Historic house in Michigan, United States

The William Hayden House is a private residence located at 108 West Pottawatamie Street in the city of Tecumseh in northeast Lenawee County, Michigan. It was designated as a Michigan Historic Site and added to the National Register of Historic Places on August 13, 1986.

==History==
This house is locally important as the former home of William Hayden. William Hayden was born in Otsego County, New York, and in 1851 moved to Jackson, Michigan and purchased a mill there. In 1856, he married Sara M. Hosner, and in 1857 the couple moved to Tecumseh and purchased the Globe Flour Mill.
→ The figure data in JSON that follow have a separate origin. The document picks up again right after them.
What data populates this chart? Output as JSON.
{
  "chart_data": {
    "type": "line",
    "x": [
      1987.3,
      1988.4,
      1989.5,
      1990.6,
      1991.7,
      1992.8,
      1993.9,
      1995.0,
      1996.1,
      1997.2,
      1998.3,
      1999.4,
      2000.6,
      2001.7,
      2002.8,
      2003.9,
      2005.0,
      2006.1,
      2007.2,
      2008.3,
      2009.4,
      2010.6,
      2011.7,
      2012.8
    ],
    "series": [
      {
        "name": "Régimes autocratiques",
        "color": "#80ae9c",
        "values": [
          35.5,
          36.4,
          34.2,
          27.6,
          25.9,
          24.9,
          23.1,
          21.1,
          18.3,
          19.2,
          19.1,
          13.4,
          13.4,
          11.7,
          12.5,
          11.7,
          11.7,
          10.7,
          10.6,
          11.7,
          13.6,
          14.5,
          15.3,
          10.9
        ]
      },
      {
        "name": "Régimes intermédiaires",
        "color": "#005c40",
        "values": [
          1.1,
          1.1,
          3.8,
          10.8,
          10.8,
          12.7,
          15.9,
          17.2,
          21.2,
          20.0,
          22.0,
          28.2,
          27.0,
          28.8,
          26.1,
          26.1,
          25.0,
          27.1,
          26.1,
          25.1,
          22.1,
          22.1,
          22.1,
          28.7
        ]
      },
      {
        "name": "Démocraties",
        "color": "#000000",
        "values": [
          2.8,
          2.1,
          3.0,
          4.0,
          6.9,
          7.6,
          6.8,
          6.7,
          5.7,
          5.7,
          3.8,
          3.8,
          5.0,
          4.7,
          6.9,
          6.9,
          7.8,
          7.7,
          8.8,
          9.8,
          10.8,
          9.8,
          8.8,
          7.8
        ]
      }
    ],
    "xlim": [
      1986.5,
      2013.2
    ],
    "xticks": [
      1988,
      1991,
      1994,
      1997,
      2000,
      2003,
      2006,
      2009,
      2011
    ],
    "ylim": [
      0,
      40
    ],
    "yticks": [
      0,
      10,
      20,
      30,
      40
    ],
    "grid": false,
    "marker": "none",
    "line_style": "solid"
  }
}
Under Hayden's ownership, the mill became one of Tecumseh's leading commercial businesses in the second half of the nineteenth century. In 1860, Hayden constructed this house. In 1882 Hayden purchased a factory to manufacture his own barrels. William Hayden died in 1897.

==Description==
The house is a two-story, red brick villa built in Italianate architecture. While his house was typical of other houses in the area at the time, the Hayden House is recognized for its elaborate detailing. It has a cubical main section, and a slightly recessed wing extending to the side. Both sections have low pitched hip roofs, with widely projecting eaves supported by brackets. The main facade is five bays wide with one- and two-over-two windows having arched and winged caps. The front porch is a large bracketed stoop, and a smaller porch extends to one west side.